Un mundo sin diferencias es tan temible como un arcoíris
gris
Andan los lobos en manadas. Su ferocidad va delante de ellos
y detrás van sus sombras, estiradas por el último sol del atardecer. Primero la ferocidad, después los lobos, después las
sombras. Las manadas recorren los caminos del bosque.
El bosque, que los conoce bien, sabe que se acerca una
muerte. Porque los lobos tienen hambre, un hambre enorme y antigua tal como si
jamás hubiesen comido ni ellos ni sus padres ni sus abuelos. Con las orejas alertas, los hocicos entreabiertos y los
colmillos en su sitio, la manada va en busca de su presa. Pero (si no hay
pero, no hay cuento), a veces, las cosas cambian, se sacuden .

Un día dejaron de mirar la luna y empezaron a mirar con
curiosidad las luces de los fuegos que encendían los hombres. Otro día soñaron que cuidaban ovejas, que sus hocicos
encontraban el rastro de los perdidos, que sus ojos deshacían oscuridad. Y mientras soñaban movían la cola y bajaban las orejas.

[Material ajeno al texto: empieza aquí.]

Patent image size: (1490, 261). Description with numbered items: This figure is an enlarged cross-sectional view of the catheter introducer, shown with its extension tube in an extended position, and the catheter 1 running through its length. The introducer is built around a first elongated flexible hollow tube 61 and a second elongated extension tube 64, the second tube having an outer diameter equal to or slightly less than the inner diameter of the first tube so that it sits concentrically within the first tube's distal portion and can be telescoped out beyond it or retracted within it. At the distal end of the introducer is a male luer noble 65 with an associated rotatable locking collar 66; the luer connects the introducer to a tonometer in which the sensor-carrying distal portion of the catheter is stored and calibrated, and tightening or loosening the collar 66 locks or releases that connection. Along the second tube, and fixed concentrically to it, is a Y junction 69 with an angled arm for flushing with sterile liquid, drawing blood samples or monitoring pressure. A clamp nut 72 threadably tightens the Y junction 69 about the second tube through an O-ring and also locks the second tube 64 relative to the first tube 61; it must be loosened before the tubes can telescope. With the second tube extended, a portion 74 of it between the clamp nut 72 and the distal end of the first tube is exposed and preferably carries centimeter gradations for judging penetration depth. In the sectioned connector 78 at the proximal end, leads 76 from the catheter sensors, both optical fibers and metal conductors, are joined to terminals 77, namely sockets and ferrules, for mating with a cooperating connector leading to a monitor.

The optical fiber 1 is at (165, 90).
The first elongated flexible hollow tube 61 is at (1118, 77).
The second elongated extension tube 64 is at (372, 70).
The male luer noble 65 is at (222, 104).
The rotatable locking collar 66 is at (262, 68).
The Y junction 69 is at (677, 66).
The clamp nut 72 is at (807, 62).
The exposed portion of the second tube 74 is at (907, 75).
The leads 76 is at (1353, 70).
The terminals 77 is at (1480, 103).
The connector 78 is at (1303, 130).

Con el tiempo los animales que no querían, no sabían o no
podían ser iguales al resto de las manadas se fueron rezagando. La inquietud,
las burlas y las rabias de sus compañeros se transformaron en distancia y
soledad. Entonces, en esta pradera y en aquel bosque, ellos tomaron otro camino.
Viven hoy muy cerca de los hombres, más de los hombres que
de la luna, y tienen los nombres que les pone el amor.